Neste particular, o recorrente regressa às «obrigatórias indicações» do art. 68º, n.º 1, al. c), do CPA, para afirmar que, na falta delas, o notificado não está em condições de imediatamente recorrer; e, por isso, a exigência de que se interponha o recurso contencioso antes de tais «indicações» serem fornecidas seria violadora do princípio do acesso ao direito e aos tribunais.
Se nos ativermos a uma perspectiva ampla, a mera existência do presente processo contradiz a ideia de que o recorrente viu negado aquele acesso – pois deparamo-nos aqui com uma discussão «de jure» realizada num tribunal. Mas vamos seguidamente admitir que, «sensu stricto», o princípio acolhido no art. 20º da CRP se refere à expectativa de se obter uma decisão «de meritis».
Antes do mais, convém relembrar o que acima já expusemos: «primum», que os elementos que o recorrente imaginou faltarem na notificação que recebera não podiam, nem deviam, constar dela, atenta a índole verticalmente definitiva da deliberação comunicada – pelo que a suposta falta verdadeiramente não existiu; e, mesmo que por absurdo assim não fosse, sempre teríamos, «secundum», de concluir que a extemporaneidade do recurso contencioso se devera, não à insuficiência da notificação de 28/8/03, mas ao tardio uso pelo recorrente da faculdade que o art. 31º da LPTA genericamente previa.
Portanto, e em qualquer dos casos, a intempestividade do recurso sempre é de imputar ao recorrente – seja à sua deficiente representação da notificação que recebera, seja ao seu desrespeito pelo prazo de um mês, que o art. 31º da LPTA consagrava.

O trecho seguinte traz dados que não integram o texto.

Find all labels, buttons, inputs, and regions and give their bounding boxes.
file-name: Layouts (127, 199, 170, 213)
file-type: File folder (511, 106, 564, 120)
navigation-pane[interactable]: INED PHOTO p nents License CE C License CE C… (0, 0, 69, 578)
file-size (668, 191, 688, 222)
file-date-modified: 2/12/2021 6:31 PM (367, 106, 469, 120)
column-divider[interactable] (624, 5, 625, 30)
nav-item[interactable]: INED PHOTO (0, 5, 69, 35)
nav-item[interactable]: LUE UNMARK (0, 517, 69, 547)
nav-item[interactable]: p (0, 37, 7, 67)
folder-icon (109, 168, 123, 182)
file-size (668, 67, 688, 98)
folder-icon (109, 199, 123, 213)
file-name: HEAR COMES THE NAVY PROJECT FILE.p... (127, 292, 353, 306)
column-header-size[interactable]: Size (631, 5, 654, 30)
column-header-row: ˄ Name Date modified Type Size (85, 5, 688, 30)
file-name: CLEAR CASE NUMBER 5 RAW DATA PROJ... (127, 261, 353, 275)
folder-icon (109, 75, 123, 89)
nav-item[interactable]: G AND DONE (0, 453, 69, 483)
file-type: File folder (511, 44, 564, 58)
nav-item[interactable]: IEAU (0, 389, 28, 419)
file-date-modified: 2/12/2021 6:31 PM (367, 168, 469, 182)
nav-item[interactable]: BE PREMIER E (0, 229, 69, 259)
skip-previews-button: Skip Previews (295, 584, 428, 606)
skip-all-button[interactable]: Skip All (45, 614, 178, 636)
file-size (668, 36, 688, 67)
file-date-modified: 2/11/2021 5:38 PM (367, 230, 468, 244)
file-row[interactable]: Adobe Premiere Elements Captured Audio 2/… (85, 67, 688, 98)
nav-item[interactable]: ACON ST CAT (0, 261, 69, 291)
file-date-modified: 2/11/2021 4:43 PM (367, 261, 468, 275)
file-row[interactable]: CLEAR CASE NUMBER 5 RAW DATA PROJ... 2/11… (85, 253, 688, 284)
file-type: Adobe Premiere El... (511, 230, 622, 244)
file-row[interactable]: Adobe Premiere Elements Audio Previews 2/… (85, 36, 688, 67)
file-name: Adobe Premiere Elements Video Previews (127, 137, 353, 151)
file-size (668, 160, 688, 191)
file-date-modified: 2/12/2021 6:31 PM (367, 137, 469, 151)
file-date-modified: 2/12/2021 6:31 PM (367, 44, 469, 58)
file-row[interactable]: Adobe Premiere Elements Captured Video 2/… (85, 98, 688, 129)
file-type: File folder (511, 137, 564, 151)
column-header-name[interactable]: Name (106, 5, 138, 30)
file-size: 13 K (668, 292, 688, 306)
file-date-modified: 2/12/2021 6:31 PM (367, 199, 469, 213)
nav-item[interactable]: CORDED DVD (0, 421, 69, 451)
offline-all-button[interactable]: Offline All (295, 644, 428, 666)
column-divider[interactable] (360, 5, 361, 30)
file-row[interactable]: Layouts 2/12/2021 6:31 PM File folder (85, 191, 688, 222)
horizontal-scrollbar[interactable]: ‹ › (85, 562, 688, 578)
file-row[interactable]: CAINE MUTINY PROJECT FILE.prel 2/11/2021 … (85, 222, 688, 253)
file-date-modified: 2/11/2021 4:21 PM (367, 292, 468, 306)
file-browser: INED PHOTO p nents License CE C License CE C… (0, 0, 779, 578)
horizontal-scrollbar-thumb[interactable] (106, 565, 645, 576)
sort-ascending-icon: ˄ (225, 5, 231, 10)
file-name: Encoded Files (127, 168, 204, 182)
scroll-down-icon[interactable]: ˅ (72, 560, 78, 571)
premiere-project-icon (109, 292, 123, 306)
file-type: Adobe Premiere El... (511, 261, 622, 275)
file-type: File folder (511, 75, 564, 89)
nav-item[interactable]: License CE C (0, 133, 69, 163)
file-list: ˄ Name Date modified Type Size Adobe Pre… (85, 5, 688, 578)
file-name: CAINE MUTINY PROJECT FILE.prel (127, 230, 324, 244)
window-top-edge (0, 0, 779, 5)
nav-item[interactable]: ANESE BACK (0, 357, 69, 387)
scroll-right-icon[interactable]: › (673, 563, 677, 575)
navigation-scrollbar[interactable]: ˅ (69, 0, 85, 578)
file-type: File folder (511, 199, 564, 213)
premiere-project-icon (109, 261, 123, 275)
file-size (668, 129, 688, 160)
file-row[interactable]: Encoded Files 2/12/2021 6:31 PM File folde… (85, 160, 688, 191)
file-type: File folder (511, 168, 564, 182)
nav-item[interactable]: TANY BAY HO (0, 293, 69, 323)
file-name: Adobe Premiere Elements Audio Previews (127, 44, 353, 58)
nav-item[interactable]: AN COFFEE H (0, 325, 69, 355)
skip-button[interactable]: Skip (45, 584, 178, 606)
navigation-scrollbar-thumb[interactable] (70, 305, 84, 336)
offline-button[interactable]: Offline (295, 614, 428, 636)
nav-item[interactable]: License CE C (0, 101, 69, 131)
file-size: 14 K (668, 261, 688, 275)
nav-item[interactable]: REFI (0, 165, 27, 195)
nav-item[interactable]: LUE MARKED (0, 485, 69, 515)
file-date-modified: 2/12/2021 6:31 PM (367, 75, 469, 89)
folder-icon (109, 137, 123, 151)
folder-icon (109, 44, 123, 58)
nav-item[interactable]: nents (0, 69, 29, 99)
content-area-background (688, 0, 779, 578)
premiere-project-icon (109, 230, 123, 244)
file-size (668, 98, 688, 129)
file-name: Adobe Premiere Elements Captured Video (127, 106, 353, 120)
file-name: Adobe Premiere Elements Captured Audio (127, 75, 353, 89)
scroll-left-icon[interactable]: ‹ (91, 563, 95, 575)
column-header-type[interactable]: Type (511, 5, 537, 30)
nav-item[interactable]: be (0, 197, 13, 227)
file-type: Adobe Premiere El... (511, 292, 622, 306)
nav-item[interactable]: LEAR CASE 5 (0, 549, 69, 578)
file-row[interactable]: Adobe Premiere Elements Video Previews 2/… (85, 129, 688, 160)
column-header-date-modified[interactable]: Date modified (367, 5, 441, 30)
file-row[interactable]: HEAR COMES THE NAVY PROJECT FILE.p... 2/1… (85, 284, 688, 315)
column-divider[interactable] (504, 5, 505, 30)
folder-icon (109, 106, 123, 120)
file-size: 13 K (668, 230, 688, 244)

Mas isto significa também que o recorrente teve amplas possibilidades, que desperdiçou, de aceder aos tribunais e de aí fazer valer as suas razões de fundo; e que a decidida rejeição do recurso contencioso não constitui a negação «in ovo» daquelas possibilidades, mas tão só a aplicação estrita das regras, necessariamente constringentes, que definem e ordenam o acesso dos interessados à justiça e às instâncias jurisdicionais que a aplicam.
Deste modo, o decidido no TAF não ofendeu o estatuído no art. 20º da CRP, como o recorrente clama, razão por que improcedem todas as conclusões da alegação de recurso em que essa ofensa vem denunciada. Convém ainda apontar a irrelevância das conclusões sobrantes, já que elas não concernem às questões a resolver no presente recurso. E, de tudo o que ficou dito, extrai-se o acerto da decisão «sub judicio», pois a extemporaneidade do recurso contencioso determinava a sua rejeição, «ex vi» do art. 57º, § 4º, do RSTA.

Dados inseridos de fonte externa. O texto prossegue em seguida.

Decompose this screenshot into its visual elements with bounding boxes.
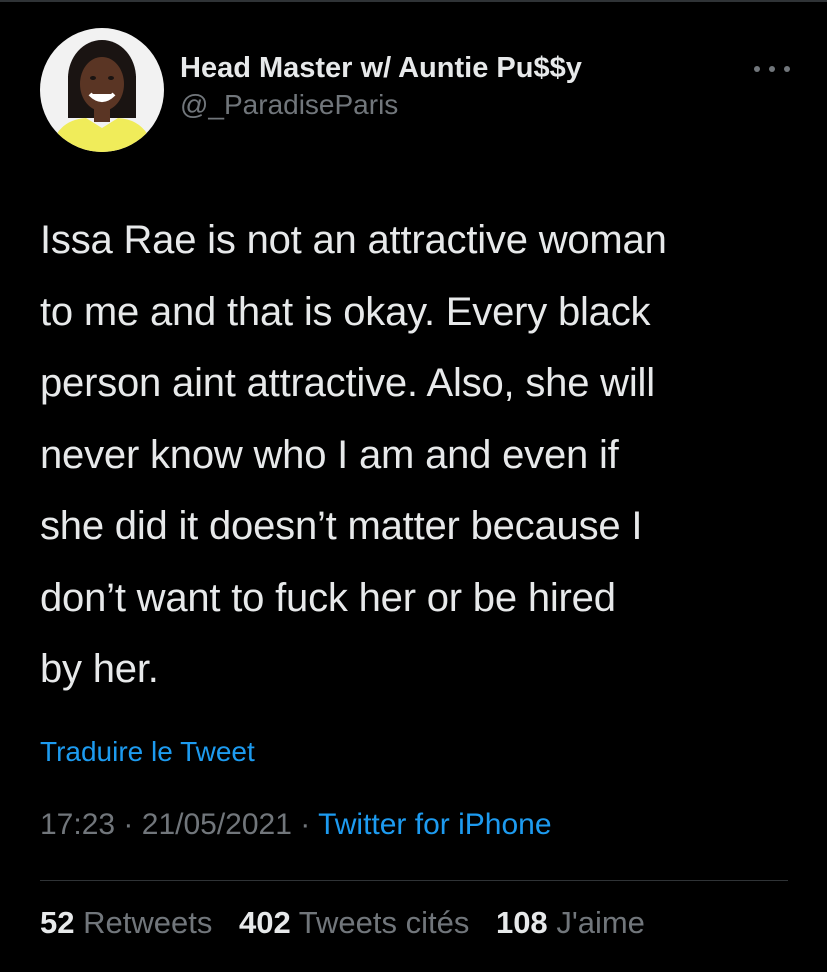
tweet-text-line: person aint attractive. Also, she will <box>40 361 655 405</box>
likes-stat[interactable]: 108 J'aime <box>496 905 645 940</box>
retweets-count: 52 <box>40 905 75 940</box>
more-dot <box>769 66 775 72</box>
avatar-image <box>40 28 164 152</box>
author-names: Head Master w/ Auntie Pu$$y @_ParadisePa… <box>180 50 582 122</box>
retweets-stat[interactable]: 52 Retweets <box>40 905 212 940</box>
quote-tweets-label: Tweets cités <box>298 905 470 940</box>
stats-divider <box>40 880 788 881</box>
tweet-text-line: to me and that is okay. Every black <box>40 289 651 334</box>
tweet-date[interactable]: 21/05/2021 <box>142 808 292 841</box>
more-dot <box>784 66 790 72</box>
meta-separator: · <box>123 808 134 841</box>
author-display-name[interactable]: Head Master w/ Auntie Pu$$y <box>180 50 582 86</box>
tweet-text-line: she did it doesn’t matter because I <box>40 504 643 548</box>
more-dot <box>754 66 760 72</box>
more-horizontal-icon[interactable] <box>754 62 790 76</box>
tweet-stats: 52 Retweets 402 Tweets cités 108 J'aime <box>40 905 663 941</box>
tweet-meta: 17:23 · 21/05/2021 · Twitter for iPhone <box>40 808 552 842</box>
tweet-source-link[interactable]: Twitter for iPhone <box>318 808 551 841</box>
likes-label: J'aime <box>556 905 645 940</box>
tweet-text-line: Issa Rae is not an attractive woman <box>40 218 667 262</box>
tweet-text-line: by her. <box>40 647 159 691</box>
quote-tweets-count: 402 <box>238 905 291 940</box>
tweet-text-line: never know who I am and even if <box>40 432 619 477</box>
tweet-text-line: don’t want to fuck her or be hired <box>40 575 616 620</box>
quote-tweets-stat[interactable]: 402 Tweets cités <box>239 905 469 940</box>
translate-tweet-link[interactable]: Traduire le Tweet <box>40 736 255 768</box>
retweets-label: Retweets <box>83 905 213 940</box>
top-divider <box>0 0 827 2</box>
tweet-time[interactable]: 17:23 <box>40 808 115 841</box>
tweet-header: Head Master w/ Auntie Pu$$y @_ParadisePa… <box>40 28 790 152</box>
avatar[interactable] <box>40 28 164 152</box>
meta-separator: · <box>300 808 311 841</box>
tweet-text: Issa Rae is not an attractive woman to m… <box>40 205 790 706</box>
author-handle[interactable]: @_ParadiseParis <box>180 88 582 122</box>
likes-count: 108 <box>495 905 548 940</box>
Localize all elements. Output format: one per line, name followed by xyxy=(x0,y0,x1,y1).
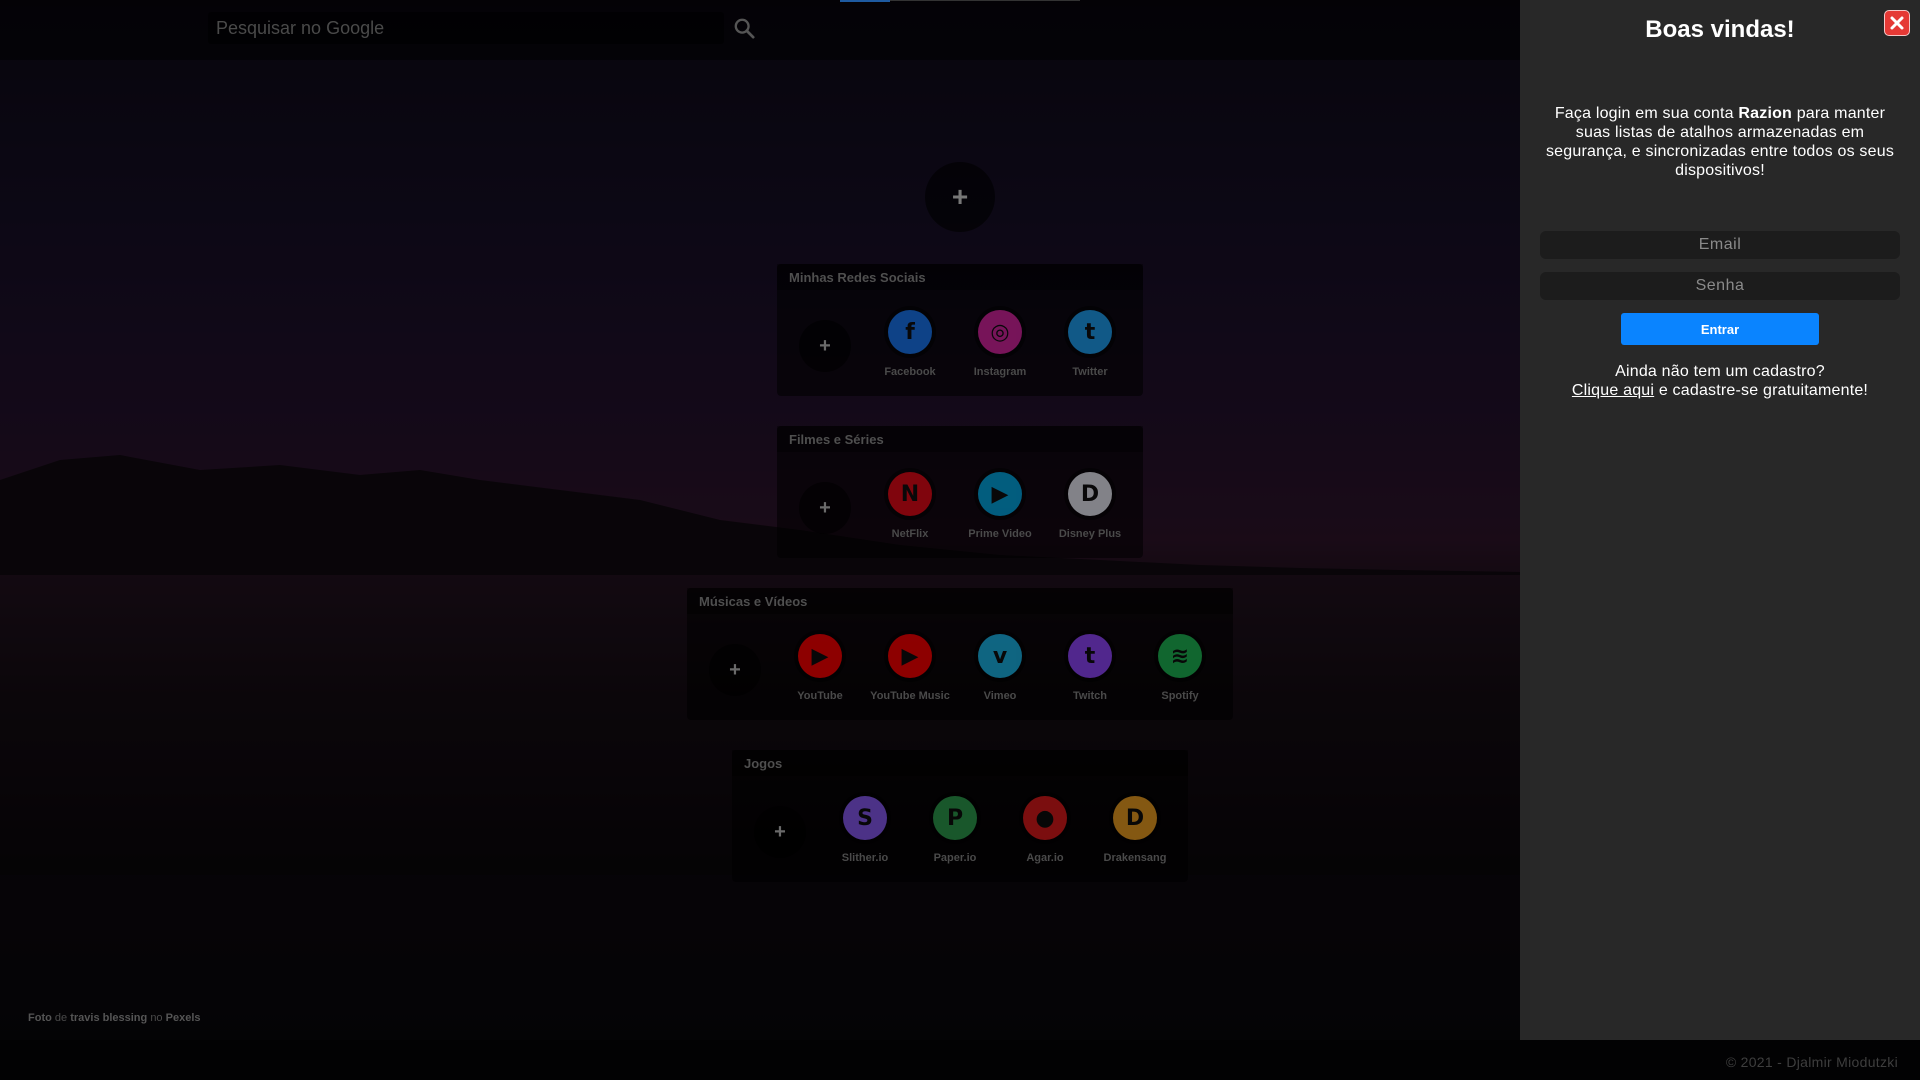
group-musicas-e-videos: Músicas e Vídeos + ▶ YouTube ▶ YouTube M… xyxy=(687,588,1233,720)
group-minhas-redes-sociais: Minhas Redes Sociais + f Facebook ◎ Inst… xyxy=(777,264,1143,396)
shortcut-prime-video[interactable]: ▶ Prime Video xyxy=(955,468,1045,540)
email-field[interactable] xyxy=(1540,231,1900,259)
signup-question: Ainda não tem um cadastro? xyxy=(1615,363,1825,380)
shortcut-label: Disney Plus xyxy=(1058,528,1122,540)
credit-no: no xyxy=(150,1012,163,1024)
instagram-icon: ◎ xyxy=(978,310,1022,354)
credit-prefix: Foto xyxy=(28,1012,52,1024)
group-title: Minhas Redes Sociais xyxy=(777,264,1143,290)
netflix-icon: N xyxy=(888,472,932,516)
shortcut-label: Prime Video xyxy=(968,528,1032,540)
signup-prompt: Ainda não tem um cadastro? Clique aqui e… xyxy=(1530,362,1910,400)
add-shortcut-button[interactable]: + xyxy=(799,320,851,372)
youtube-icon: ▶ xyxy=(798,634,842,678)
add-group-button[interactable]: + xyxy=(925,162,995,232)
credit-site-link[interactable]: Pexels xyxy=(166,1012,201,1024)
spotify-icon: ≋ xyxy=(1158,634,1202,678)
shortcut-instagram[interactable]: ◎ Instagram xyxy=(955,306,1045,378)
footer-bar xyxy=(0,1040,1920,1080)
search-icon xyxy=(734,18,755,39)
group-filmes-e-series: Filmes e Séries + N NetFlix ▶ Prime Vide… xyxy=(777,426,1143,558)
login-button[interactable]: Entrar xyxy=(1621,313,1819,345)
shortcut-youtube-music[interactable]: ▶ YouTube Music xyxy=(865,630,955,702)
shortcut-label: NetFlix xyxy=(891,528,929,540)
shortcut-label: Slither.io xyxy=(841,852,889,864)
shortcut-netflix[interactable]: N NetFlix xyxy=(865,468,955,540)
agar-io-icon: ● xyxy=(1023,796,1067,840)
panel-title: Boas vindas! xyxy=(1645,16,1795,43)
vimeo-icon: v xyxy=(978,634,1022,678)
close-icon xyxy=(1890,16,1904,30)
signup-rest: e cadastre-se gratuitamente! xyxy=(1654,382,1869,399)
search-input[interactable] xyxy=(208,12,724,44)
group-title: Filmes e Séries xyxy=(777,426,1143,452)
shortcut-label: YouTube xyxy=(797,690,843,702)
group-title: Músicas e Vídeos xyxy=(687,588,1233,614)
paper-io-icon: P xyxy=(933,796,977,840)
twitch-icon: t xyxy=(1068,634,1112,678)
shortcut-vimeo[interactable]: v Vimeo xyxy=(955,630,1045,702)
facebook-icon: f xyxy=(888,310,932,354)
close-button[interactable] xyxy=(1884,10,1910,36)
add-shortcut-button[interactable]: + xyxy=(799,482,851,534)
shortcut-label: YouTube Music xyxy=(870,690,950,702)
group-jogos: Jogos + S Slither.io P Paper.io ● Agar.i… xyxy=(732,750,1188,882)
shortcut-label: Twitch xyxy=(1072,690,1107,702)
twitter-icon: t xyxy=(1068,310,1112,354)
shortcut-label: Agar.io xyxy=(1026,852,1064,864)
add-shortcut-button[interactable]: + xyxy=(754,806,806,858)
brand-name: Razion xyxy=(1738,105,1793,122)
shortcut-label: Instagram xyxy=(973,366,1027,378)
top-bar xyxy=(0,0,1520,60)
shortcut-youtube[interactable]: ▶ YouTube xyxy=(775,630,865,702)
signup-link[interactable]: Clique aqui xyxy=(1572,382,1654,399)
group-title: Jogos xyxy=(732,750,1188,776)
shortcut-disney-plus[interactable]: D Disney Plus xyxy=(1045,468,1135,540)
shortcut-slither-io[interactable]: S Slither.io xyxy=(820,792,910,864)
password-field[interactable] xyxy=(1540,272,1900,300)
shortcut-drakensang[interactable]: D Drakensang xyxy=(1090,792,1180,864)
tab-indicator-active xyxy=(840,0,890,2)
login-intro: Faça login em sua conta Razion para mant… xyxy=(1538,104,1902,180)
add-shortcut-button[interactable]: + xyxy=(709,644,761,696)
shortcut-label: Twitter xyxy=(1072,366,1108,378)
search-button[interactable] xyxy=(724,12,764,44)
intro-before: Faça login em sua conta xyxy=(1554,105,1739,122)
drakensang-icon: D xyxy=(1113,796,1157,840)
credit-de: de xyxy=(54,1012,68,1024)
shortcut-twitch[interactable]: t Twitch xyxy=(1045,630,1135,702)
copyright: © 2021 - Djalmir Miodutzki xyxy=(1725,1054,1898,1070)
shortcut-twitter[interactable]: t Twitter xyxy=(1045,306,1135,378)
credit-author-link[interactable]: travis blessing xyxy=(70,1012,147,1024)
shortcut-spotify[interactable]: ≋ Spotify xyxy=(1135,630,1225,702)
shortcut-paper-io[interactable]: P Paper.io xyxy=(910,792,1000,864)
shortcut-facebook[interactable]: f Facebook xyxy=(865,306,955,378)
youtube-music-icon: ▶ xyxy=(888,634,932,678)
photo-credit: Foto de travis blessing no Pexels xyxy=(28,1012,201,1024)
search-bar xyxy=(208,12,768,44)
shortcut-label: Drakensang xyxy=(1103,852,1167,864)
shortcut-label: Vimeo xyxy=(983,690,1017,702)
tab-indicator-track xyxy=(890,0,1080,1)
shortcut-label: Spotify xyxy=(1161,690,1199,702)
shortcut-label: Paper.io xyxy=(933,852,977,864)
disney-plus-icon: D xyxy=(1068,472,1112,516)
prime-video-icon: ▶ xyxy=(978,472,1022,516)
slither-io-icon: S xyxy=(843,796,887,840)
shortcut-agar-io[interactable]: ● Agar.io xyxy=(1000,792,1090,864)
shortcut-label: Facebook xyxy=(884,366,936,378)
login-panel: Boas vindas! Faça login em sua conta Raz… xyxy=(1520,0,1920,1040)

Nestes termos acordam em negar provimento ao presente recurso jurisdicional e em confirmar a decisão recorrida.
Custas pelo recorrente:
Taxa de justiça: 300€ (trezentos Euros).
Procuradoria: 150€ (cento e cinquenta Euros).
Lisboa, 28 de Abril de 2005. – Madeira dos Santos (relator) – Azevedo Moreira – Pais Borges.